Pour l'église de scientologie, on peut penser que la publicité négative que pouvait faire la FRC suite à l'affaire ne valait pas les sommes enjeu. Cette motivation peut également être valable pour la banque. Tant le prestataire de service que la banque n'ont pas de réel intérêt à faire trancher un cas non-réglé par la jurisprudence, car une décision en leur défaveur rendrait tous leurs contrats potentiellement nuls et les obligeraient à modifier leur pratique.

Dans le dossier no 23, où il s'agit de la « location » pendant huit ans d'un poste de télévision d'une valeur de fr. 1'680.-, le débiteur a déjà payé fr. 4'320.- et le vendeur prétend que le contrat ne peut être résilié avant un an, soit après paiement supplémentaire de fr. 540.-.

La FRC réclame le remboursement de fr. 1'980.- et la propriété du poste mais le débiteur signe un accord par lequel il renonce au remboursement contre la propriété du poste et l'annulation du contrat de location.

Le comportement du débiteur dans cette affaire s'explique plus difficilement puisque la jurisprudence est relativement claire quant à la nullité de tels contrats et que le prix déjà payé

est nettement trop élevé par rapport à la valeur de l'objet. Par contre, d'un point de vue

procédural, c'est le débiteur qui aurait dû ouvrir action pour récupérer l'argent que la FRC estimait lui être dû. Le dépôt d'une demande en paiement suppose le paiement de frais d'introduction et éventuellement celui de frais d'avocat.

Le vendeur quant à lui avait tout intérêt à conclure un accord vu le montant des paiements déjà effectués surtout en sachant que le débiteur devrait faire un procès pour récupérer les montants qu'il réclamait.

Dans le cas no 24, il s'agit du même problème que dans le cas no 23. Le débiteur a déjà payé plus que le prix du bien. Il a payé fr. 1'044.- pour un bien d'une valeur de fr. 690.-. La FRC exige le remboursement de fr. 250.50 et le vendeur réclame fr. 220.- pour l'achat du bien ou fr. 348.- pour une année de location supplémentaire. Vu les montants enjeu qui, au regard des frais d'une procédure sont faibles, le débiteur accepte de renoncer au remboursement contre l'annulation du contrat.

Dans les dossier no 25 dont l'état de fait est identique aux dossiers no 23 et no 24, le

règlement amiable n'a pas pu être fait car le créancier s'est obstiné à vouloir faire exécuter le contrat nul. La poursuite n'a pas abouti, la nullité du contrat ayant été constatée en mainlevée.

Ici, la FRC exigeait le remboursement de fr. 436.-. Les frais de poursuite et de mainlevée n'ont certainement pas atteints cette somme. Le créancier reste donc toujours gagnant, même après l'issue négative du litige. Quant au débiteur, la valeur litigieuse ne vaut pas la peine d'entamer une procédure pour récupérer les montants versés en trop, eu égard notamment à l'incertitude relative quant à la valeur du bien.

Dans les cas examinés ci-dessus, les créanciers doivent mettre en balance le risque de devoir rembourser des montants perçus en trop sans cause valable (contrat nul) et celui d'obtenir l'exécution totale du contrat par jugement ou partielle par un accord amiable qui portera en général sur les montants déjà versés.

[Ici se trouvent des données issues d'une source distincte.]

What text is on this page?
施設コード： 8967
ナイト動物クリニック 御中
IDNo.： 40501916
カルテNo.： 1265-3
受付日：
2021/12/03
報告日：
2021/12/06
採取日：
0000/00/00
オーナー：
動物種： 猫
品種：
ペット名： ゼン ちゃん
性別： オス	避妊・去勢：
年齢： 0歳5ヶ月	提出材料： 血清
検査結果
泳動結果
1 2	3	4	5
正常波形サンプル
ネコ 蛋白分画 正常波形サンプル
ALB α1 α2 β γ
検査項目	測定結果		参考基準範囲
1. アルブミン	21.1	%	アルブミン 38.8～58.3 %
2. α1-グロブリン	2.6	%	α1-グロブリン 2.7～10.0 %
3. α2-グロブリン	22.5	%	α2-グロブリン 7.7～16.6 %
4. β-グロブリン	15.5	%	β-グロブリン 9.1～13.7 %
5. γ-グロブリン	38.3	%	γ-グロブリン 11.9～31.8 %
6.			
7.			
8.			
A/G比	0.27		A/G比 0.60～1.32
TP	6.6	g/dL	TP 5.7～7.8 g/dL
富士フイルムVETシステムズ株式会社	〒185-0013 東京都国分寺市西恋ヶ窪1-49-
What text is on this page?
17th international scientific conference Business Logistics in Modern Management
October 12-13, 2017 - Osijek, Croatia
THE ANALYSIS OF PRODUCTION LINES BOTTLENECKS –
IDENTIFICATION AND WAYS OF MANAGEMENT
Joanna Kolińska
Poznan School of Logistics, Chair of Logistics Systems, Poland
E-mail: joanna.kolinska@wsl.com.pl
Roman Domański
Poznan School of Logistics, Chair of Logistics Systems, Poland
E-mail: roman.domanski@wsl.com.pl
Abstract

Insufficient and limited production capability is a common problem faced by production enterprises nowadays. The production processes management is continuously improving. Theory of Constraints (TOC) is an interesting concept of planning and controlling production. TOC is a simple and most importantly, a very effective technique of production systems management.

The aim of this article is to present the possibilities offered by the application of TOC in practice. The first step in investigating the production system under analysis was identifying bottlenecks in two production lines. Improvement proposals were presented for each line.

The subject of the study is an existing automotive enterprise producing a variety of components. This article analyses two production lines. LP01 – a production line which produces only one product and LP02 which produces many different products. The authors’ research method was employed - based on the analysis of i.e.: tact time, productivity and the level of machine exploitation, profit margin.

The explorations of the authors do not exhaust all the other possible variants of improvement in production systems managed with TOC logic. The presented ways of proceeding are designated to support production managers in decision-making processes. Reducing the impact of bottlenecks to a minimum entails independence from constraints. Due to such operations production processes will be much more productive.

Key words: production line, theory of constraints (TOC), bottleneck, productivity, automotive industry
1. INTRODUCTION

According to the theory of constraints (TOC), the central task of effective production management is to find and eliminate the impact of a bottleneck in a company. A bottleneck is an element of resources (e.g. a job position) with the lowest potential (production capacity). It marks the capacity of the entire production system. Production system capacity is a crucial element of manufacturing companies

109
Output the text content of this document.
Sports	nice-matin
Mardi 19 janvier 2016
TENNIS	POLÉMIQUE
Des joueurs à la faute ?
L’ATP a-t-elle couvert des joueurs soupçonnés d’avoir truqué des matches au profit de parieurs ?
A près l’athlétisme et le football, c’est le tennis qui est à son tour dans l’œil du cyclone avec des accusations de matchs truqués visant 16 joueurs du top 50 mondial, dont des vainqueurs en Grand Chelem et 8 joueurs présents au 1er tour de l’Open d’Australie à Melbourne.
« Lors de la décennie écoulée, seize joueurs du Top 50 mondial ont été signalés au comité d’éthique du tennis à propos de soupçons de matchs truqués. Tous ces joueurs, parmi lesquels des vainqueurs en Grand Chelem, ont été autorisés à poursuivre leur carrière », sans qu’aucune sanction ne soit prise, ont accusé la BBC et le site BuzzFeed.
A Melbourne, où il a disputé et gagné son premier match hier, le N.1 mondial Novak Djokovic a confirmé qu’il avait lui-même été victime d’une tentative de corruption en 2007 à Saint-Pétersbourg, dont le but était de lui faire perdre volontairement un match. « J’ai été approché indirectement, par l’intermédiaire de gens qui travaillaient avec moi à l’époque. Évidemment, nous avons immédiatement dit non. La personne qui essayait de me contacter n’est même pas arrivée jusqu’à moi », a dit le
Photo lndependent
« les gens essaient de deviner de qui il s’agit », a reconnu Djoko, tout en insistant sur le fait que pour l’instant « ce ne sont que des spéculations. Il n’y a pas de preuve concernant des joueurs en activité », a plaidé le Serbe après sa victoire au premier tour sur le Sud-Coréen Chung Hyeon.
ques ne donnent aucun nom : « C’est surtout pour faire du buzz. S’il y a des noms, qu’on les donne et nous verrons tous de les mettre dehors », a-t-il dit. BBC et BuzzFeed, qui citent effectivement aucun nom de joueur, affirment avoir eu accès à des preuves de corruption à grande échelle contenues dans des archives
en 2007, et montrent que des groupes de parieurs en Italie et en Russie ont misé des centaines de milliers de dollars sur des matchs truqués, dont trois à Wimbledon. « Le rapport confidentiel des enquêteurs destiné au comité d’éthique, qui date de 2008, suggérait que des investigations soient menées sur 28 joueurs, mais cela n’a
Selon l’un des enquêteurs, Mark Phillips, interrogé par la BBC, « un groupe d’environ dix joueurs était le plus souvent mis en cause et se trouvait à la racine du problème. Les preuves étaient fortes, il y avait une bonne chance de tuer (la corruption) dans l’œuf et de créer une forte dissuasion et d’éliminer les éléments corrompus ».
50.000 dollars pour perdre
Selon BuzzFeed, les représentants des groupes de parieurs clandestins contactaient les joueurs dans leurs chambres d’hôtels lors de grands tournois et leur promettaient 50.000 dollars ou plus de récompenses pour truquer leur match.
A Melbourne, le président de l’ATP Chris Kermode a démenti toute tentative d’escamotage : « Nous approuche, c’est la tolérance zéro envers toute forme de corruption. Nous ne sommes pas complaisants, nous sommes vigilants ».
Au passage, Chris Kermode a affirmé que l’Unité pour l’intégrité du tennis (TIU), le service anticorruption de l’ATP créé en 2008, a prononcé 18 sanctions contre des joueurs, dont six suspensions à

Si les montants trop perçus sont peu élevés, le créancier ne risque pas de devoir les rembourser car le débiteur n'ouvrira pas action. Pour le débiteur, il s'agit d'estimer les chances de réussite et le coût d'une procédure et surtout celles d'arriver à s'opposer valablement à une poursuite qui serait entamée par le créancier. La grande inconnue dans beaucoup de cas reste l'estimation de la valeur et la dépréciation du bien.

La position de créancier est nettement plus avantageuse puisqu'il a, en général, déjà touché plus qu'il ne devait si l'on compare avec l'indemnité équitable pour l'utilisation du bien et qu'il lui suffit d'entamer des poursuites contre le débiteur pour exercer une pression sur lui. Il est évident que c'est le débiteur qui fera la plupart du temps les frais de l'accord amiable puisqu'en général les coûts d'une action judiciaire seront jugés prohibitifs.